Wash. Officials to Close Dilapidated, Move Firefighter

July 16, 2014
The Tracyton station needs $500,000 in repairs and the volunteer firefighters will be reassigned.

July 15--SILVERDALE -- The Tracyton fire station will close by the end of the year, Central Kitsap Fire and Rescue commissioners decided unanimously Monday.

Station 44, a volunteer station on Tracy Street, was built in 1963 and requires about $500,000 in repairs, according to a report by Paul Anderson, CKFR repair and maintenance manager.

Rebuilding the station would cost as much as $1.5 million, according to Anderson's report.

Tracyton volunteers will be reassigned to Meadowdale Station 41 on Old Military Road.

A report prepared by CKFR Capt. Greg Platz indicates that the move could be done in 90 days.

According to Platz's report, Station 41 needs $25,650 worth of additional equipment and upgrades to accommodate the move. That includes $3,300 for new computers and phones for volunteer use, $4,000 for dorm room upgrades, $4,000 for office furniture and filing cabinets, and $3,000 for bunker gear racks to store outfits used to fight fires.

Other listed items include $2,450 for new televisions and DVD players, $2,400 for three new recliners and $3,000 for a new projector.

Because of the overlapping coverage areas in the district, response times and insurance rates in the Tracyton area will not be affected, according to CKFR.

From 2009 to 2013, there were 3,404 calls in the Tracyton station coverage area and Tracyton volunteers were one of the top three stations on scene in their coverage area nearly 2,970 times.

Tracyton station staff were first on scene for about 60 of those calls, 1.82 percent of the time. Station 41 staff was the first on scene nearly 70 percent of the time in the same coverage area.

Tracyton resident Gary Keenan, who spoke Monday and during a March meeting on the closure, said that the repair costs estimated for the Tracyton Station were too high. He also questioned the need for maintenance there.

"I don't really see those problems," Keenan said. "I think your numbers have been created to look that way."
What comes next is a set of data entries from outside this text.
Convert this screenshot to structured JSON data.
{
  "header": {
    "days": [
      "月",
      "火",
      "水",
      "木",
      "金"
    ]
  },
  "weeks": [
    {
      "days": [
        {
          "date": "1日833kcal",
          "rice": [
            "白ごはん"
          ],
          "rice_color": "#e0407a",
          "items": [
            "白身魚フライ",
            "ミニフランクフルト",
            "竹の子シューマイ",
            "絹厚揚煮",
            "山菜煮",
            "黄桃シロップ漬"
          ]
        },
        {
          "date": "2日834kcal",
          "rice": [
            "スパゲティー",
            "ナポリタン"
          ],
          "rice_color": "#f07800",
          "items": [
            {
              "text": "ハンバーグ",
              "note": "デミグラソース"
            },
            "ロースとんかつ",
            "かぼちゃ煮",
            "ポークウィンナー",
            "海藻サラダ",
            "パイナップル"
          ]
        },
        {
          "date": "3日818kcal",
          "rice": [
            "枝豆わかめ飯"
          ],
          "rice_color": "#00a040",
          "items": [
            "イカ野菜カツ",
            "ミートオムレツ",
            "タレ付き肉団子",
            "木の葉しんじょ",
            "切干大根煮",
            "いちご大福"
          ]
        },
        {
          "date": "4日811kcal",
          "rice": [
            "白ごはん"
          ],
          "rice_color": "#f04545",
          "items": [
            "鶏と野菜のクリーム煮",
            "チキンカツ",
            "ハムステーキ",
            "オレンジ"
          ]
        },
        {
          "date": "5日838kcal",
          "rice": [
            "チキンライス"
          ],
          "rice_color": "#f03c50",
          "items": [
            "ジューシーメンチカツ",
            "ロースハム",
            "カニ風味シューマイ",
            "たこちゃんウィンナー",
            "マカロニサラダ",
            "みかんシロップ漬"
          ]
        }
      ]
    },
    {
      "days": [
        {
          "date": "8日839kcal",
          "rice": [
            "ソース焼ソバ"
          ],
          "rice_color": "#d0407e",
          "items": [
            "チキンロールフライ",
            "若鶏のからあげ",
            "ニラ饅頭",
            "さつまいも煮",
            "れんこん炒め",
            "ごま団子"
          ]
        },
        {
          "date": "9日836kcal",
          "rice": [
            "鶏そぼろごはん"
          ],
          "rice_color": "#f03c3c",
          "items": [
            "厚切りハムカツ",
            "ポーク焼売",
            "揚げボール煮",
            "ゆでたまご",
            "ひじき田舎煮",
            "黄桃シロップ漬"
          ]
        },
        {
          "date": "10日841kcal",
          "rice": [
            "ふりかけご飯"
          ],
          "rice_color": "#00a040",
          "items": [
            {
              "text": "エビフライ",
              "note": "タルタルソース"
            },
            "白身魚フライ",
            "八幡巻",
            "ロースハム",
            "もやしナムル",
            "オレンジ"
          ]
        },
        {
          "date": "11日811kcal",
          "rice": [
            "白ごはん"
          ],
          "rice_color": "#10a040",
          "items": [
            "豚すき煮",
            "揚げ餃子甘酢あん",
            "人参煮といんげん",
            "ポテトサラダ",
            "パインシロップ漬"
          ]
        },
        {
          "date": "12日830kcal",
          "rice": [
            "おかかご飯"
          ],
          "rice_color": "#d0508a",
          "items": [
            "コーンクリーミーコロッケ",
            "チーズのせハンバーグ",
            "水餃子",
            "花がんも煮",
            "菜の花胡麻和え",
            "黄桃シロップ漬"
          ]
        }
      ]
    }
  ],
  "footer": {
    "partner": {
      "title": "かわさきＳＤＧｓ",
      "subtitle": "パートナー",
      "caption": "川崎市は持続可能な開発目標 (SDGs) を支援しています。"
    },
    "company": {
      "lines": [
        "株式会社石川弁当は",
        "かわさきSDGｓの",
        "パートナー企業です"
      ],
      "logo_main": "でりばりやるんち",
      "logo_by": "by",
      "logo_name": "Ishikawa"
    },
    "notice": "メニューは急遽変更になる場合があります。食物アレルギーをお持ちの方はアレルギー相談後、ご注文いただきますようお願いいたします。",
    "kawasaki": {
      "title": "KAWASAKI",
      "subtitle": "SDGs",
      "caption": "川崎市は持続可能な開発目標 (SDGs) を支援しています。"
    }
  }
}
He also said that he did not think it was fair to compare response times of a volunteer station to a full-time staff station.

Keenan was the only person to comment on the station potentially closing before the commissioners voted.

What ultimately becomes of the property remains unknown. The board has discussed designating it as surplus, a precursor to sale. But Commissioner Dick West suggested seeing how the closure affects CKFR before selling the station.